BOOKING TIKET PESAWAT

Rancangan

Rancangan. Info sangat penting tentang Rancangan. Mengungkap fakta-fakta istimewa mengenai Rancangan

Rancangan. Prokimal Kotabumi Lampung Utara. Sebenarnya upaya untuk mendesak setiap produsen makanan mencantumkan label halal telah dilakukan dengan berbagai cara, seperti SK Menteri Agama (Menag) Nomor 518/2001 yang memerintahkan pengusaha memeriksakan produknya untuk diuji kehalalannya, baik makanan impor maupun ekspor. Di samping itu, ada SK Menag 519/2001 yang menunjuk LP POM MUI sebagai pelaksana uji seritifikasi dan Keputusam Menag Nomor 525/2001 yang menunjuk PT Peruri sebagai pencetak label halal yang akan ditempelkan pada tiap kemasan.

Namun SK Menag Nomor 518 dan 519 itu menimbulkan polemik dan keberatan di kalangan pengusaha karena dianggap menimbulkan ekonomi biaya tinggi. Karena itu, DPR ketika itu menolak keinginan pemerintah (Depag RI) mengenai stikerisasi label halal karena dianggap memberatkan produsen dan ujung-ujungnya akan memberatkan konsumen.

Di beberapa negara maju, pemeriksaan kehalalan produk makanan juga dilakukan. Di Amerika Serikat, ada INFACA (Islamic Food and Nutrion Council of America), lembaga swasta yang bisa memeriksa kehalalan produk: makanan, kosmetik, daging murni, dan produk kemasan. Australia memiliki tidak kurang dari enam lembaga setifikasi halal, antara lain Australian Halal Authority. Australia memiliki standar penyembelihan untuk menjamin kehalalan daging ekspor ke Timur Tengah.

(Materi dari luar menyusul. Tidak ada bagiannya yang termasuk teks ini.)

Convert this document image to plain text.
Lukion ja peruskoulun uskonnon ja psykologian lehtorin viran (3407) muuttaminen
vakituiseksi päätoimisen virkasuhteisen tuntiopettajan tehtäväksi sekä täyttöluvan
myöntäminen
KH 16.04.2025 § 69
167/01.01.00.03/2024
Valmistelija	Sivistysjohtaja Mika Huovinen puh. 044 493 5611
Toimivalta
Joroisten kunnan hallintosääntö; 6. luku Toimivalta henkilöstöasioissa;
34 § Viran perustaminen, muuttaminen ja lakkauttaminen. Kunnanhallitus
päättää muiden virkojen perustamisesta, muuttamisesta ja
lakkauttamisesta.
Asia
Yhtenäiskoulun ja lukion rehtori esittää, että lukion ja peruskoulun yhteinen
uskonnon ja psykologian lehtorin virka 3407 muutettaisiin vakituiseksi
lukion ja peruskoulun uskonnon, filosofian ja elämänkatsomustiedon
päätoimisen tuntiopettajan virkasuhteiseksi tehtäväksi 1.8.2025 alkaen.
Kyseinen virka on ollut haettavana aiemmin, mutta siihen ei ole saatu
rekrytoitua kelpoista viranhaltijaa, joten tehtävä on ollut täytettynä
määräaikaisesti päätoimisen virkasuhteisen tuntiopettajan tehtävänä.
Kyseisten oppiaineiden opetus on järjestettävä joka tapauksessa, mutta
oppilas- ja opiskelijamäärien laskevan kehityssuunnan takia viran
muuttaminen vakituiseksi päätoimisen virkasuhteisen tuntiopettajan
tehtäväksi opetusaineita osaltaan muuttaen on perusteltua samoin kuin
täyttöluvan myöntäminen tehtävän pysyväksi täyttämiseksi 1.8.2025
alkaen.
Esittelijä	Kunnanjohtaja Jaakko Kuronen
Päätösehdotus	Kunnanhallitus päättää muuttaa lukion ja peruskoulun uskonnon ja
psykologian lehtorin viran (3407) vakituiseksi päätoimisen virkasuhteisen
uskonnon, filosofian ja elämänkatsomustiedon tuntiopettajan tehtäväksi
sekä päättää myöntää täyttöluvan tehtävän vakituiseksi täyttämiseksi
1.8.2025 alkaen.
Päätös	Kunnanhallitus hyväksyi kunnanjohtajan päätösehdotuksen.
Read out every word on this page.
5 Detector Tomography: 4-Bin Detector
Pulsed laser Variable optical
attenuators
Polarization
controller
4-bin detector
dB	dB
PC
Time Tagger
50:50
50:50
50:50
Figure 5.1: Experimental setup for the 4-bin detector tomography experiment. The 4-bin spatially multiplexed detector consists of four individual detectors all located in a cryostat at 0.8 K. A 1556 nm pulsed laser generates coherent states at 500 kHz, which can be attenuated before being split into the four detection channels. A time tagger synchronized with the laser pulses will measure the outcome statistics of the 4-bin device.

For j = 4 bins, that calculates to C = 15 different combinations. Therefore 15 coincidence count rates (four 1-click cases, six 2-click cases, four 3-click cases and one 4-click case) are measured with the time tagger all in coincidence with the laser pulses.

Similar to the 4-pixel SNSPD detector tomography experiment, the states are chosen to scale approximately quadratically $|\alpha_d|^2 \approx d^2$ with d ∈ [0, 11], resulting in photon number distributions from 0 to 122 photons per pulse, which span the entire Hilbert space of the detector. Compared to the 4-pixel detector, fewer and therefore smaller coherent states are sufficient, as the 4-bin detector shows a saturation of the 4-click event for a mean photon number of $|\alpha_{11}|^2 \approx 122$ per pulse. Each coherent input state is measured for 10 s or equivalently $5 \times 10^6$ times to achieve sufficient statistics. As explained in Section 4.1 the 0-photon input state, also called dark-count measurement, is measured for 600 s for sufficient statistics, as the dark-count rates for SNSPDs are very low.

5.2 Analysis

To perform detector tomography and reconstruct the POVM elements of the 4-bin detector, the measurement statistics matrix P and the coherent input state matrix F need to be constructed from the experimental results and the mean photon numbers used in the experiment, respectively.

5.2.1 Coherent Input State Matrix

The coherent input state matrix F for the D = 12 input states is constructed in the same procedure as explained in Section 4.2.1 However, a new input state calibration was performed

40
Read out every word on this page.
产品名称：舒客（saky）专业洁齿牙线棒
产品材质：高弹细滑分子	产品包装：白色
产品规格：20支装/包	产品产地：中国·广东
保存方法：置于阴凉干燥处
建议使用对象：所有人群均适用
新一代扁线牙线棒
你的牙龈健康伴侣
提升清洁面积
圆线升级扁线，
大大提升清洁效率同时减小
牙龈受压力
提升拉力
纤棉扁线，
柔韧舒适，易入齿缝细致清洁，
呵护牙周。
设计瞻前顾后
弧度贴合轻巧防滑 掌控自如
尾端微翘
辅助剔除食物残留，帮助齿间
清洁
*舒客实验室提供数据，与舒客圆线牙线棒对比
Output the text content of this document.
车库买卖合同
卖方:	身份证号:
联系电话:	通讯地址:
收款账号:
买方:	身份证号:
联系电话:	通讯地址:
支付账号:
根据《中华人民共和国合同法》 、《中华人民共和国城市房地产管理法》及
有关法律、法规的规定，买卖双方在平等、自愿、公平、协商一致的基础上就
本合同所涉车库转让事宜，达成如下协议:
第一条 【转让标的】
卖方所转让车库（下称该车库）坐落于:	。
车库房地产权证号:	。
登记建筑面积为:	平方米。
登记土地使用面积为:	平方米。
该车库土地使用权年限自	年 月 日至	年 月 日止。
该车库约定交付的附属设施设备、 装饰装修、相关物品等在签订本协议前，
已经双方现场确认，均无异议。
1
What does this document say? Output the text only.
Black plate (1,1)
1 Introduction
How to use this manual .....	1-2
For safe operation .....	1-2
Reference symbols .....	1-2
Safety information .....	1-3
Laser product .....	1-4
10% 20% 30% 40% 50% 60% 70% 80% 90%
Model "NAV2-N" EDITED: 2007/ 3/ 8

Namun semua lembaga sertifikasi itu adalah lembaga swasta yang tidak punya hak memaksa. Asasnya tetap sukarela. Pengusaha yang produknya ingin diterima kaum muslim, baik di dalam maupun di luar negari, punya kebutuhan memastikan kehalalan produknya. Hal ini normal dalam hukum ekonomi. Tanpa dipaksa dan diancam pidana.

Dengan demikian, RUU JPH tidak perlu memaksakan diri mewajibkan semua produsen mencantumkan label halal, asal pengusaha jujur atas bahan dan proses produksinya. Kalau tidak jujur, sudah ada UU Nomor 8 /1999 tentang Perlindungan Konsumen yang siap menjerat.

Dalam pembahasan RUU JPH, terjadi tarik-menarik antara Depag dan MUI. Selama ini, dengan mandat yang diberikan Depag, melalui LP POM, MUI menjadi satu-satunya lembaga yang paling otoritatif mengeluarkan setifikat halal. MUI ingin RUU JPH mengukuhkan MUI sebagai otoritas tunggal. Tapi pemerintah berkehendak lain. Melalui Depag, otoritas MUI dipangkas hanya menjadi lembaga fatwa halal, sedangkan sertifikat halal dikeluarkan Depag. Itulah sebabnya, MUI tidak lagi bersemangat mendorong pengesahan RUU JPH.

Saya berpendapat, tidak Depag dan tidak MUI, tapi sebuah badan independen yang khusus mengurusi sertifikasi halal. Bisa juga meningkatkan kapasitas BPOM dengan menambahkan komisi fatwa di dalamnya yang diambil dari masyarakat. Depag tidak punya kapasitas birokrasi untuk menangani hal ini. Sedangkan menyerahkan urusan itu kepada MUI menjadikannya terlalu istimewa. Hal yang harus dipastikan, labelisasi halal jangan menimbulkan ekonomi biaya tinggi dan tidak menggerus pedagang kecil serta tetap bersifat sukarela.